Erdoğan Sinem B, Tong Yunjie, Hocke Lia M, Lindsey Kimberly P, deB Frederick Blaise
McLean Imaging Center, McLean HospitalBelmont, MA, USA; Department of Psychiatry, Harvard Medical SchoolBoston, MA, USA.
Department of Radiology, University of Calgary Calgary, AB, Canada.
Front Hum Neurosci. 2016 Jun 28;10:311. doi: 10.3389/fnhum.2016.00311. eCollection 2016.

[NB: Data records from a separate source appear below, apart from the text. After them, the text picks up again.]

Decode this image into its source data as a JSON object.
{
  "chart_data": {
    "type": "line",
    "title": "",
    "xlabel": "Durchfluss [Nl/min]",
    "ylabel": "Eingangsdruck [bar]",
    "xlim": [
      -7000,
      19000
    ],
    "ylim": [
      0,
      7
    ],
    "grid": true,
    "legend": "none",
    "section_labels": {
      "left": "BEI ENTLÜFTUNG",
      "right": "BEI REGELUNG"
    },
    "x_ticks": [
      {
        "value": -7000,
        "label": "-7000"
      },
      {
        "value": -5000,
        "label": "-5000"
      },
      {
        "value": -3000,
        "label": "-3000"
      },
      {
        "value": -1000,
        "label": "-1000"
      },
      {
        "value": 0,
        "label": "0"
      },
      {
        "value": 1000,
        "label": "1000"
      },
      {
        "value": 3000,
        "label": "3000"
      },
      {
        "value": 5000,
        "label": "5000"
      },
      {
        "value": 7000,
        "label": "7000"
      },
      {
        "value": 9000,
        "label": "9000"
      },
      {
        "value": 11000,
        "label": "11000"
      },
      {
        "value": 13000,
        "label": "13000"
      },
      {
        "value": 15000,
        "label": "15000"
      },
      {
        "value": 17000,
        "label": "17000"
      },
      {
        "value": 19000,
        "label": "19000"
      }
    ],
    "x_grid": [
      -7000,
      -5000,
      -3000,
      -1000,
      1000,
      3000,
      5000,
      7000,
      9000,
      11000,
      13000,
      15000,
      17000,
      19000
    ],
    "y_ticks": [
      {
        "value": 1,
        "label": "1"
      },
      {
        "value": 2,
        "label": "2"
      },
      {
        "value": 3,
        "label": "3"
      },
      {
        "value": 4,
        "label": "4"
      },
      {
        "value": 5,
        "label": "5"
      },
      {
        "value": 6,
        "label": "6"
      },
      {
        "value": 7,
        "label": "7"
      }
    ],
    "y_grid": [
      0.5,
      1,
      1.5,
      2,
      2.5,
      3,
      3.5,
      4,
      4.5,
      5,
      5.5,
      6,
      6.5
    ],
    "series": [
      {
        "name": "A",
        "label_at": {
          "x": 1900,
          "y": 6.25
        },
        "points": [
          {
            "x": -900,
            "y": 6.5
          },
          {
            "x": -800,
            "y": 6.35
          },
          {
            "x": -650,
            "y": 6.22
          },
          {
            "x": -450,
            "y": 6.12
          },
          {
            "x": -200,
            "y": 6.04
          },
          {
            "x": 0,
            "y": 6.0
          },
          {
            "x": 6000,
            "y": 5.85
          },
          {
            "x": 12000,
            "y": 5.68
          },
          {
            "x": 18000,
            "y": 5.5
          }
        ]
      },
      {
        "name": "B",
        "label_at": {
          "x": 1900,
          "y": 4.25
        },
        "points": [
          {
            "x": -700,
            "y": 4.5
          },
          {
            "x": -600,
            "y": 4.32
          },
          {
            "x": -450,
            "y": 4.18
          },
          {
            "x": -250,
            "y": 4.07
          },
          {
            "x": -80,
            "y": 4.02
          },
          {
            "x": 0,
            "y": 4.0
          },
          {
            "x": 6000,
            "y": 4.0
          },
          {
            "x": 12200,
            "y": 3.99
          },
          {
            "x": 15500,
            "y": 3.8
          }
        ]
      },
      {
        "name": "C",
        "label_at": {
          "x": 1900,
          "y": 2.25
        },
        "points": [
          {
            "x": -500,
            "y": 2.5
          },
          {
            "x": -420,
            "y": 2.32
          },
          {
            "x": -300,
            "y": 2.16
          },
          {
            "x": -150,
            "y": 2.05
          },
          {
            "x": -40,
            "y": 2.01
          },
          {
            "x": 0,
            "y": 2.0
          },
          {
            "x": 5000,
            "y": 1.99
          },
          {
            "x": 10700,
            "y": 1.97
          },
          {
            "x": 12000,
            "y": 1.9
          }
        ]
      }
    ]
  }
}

Resting state functional connectivity analysis is a widely used method for mapping intrinsic functional organization of the brain. Global signal regression (GSR) is commonly employed for removing systemic global variance from resting state BOLD-fMRI data; however, recent studies have demonstrated that GSR may introduce spurious negative correlations within and between functional networks, calling into question the meaning of anticorrelations reported between some networks. In the present study, we propose that global signal from resting state fMRI is composed primarily of systemic low frequency oscillations (sLFOs) that propagate with cerebral blood circulation throughout the brain. We introduce a novel systemic noise removal strategy for resting state fMRI data, "dynamic global signal regression" (dGSR), which applies a voxel-specific optimal time delay to the global signal prior to regression from voxel-wise time series. We test our hypothesis on two functional systems that are suggested to be intrinsically organized into anticorrelated networks: the default mode network (DMN) and task positive network (TPN). We evaluate the efficacy of dGSR and compare its performance with the conventional "static" global regression (sGSR) method in terms of (i) explaining systemic variance in the data and (ii) enhancing specificity and sensitivity of functional connectivity measures. dGSR increases the amount of BOLD signal variance being modeled and removed relative to sGSR while reducing spurious negative correlations introduced in reference regions by sGSR, and attenuating inflated positive connectivity measures. We conclude that incorporating time delay information for sLFOs into global noise removal strategies is of crucial importance for optimal noise removal from resting state functional connectivity maps.
静息态功能连接分析是一种广泛用于描绘大脑内在功能组织的方法。全局信号回归(GSR)通常用于从静息态血氧水平依赖性功能磁共振成像(BOLD-fMRI)数据中去除系统性全局方差;然而,最近的研究表明,GSR可能会在功能网络内部和之间引入虚假的负相关,这使得一些网络之间报道的反相关的意义受到质疑。在本研究中,我们提出静息态fMRI的全局信号主要由系统性低频振荡(sLFOs)组成,这些振荡随着脑血液循环在全脑传播。我们为静息态fMRI数据引入了一种新的系统性噪声去除策略,即“动态全局信号回归”(dGSR),它在从体素时间序列进行回归之前,对全局信号应用体素特异性的最佳时间延迟。我们在两个被认为内在组织成反相关网络的功能系统上检验我们的假设:默认模式网络(DMN)和任务积极网络(TPN)。我们评估dGSR的功效,并在以下方面将其性能与传统的“静态”全局回归(sGSR)方法进行比较:(i)解释数据中的系统性方差;(ii)提高功能连接测量的特异性和敏感性。相对于sGSR,dGSR增加了被建模和去除的BOLD信号方差量,同时减少了sGSR在参考区域引入的虚假负相关,并减弱了夸大的正连接测量。我们得出结论,将sLFOs的时间延迟信息纳入全局噪声去除策略对于从静息态功能连接图中进行最佳噪声去除至关重要。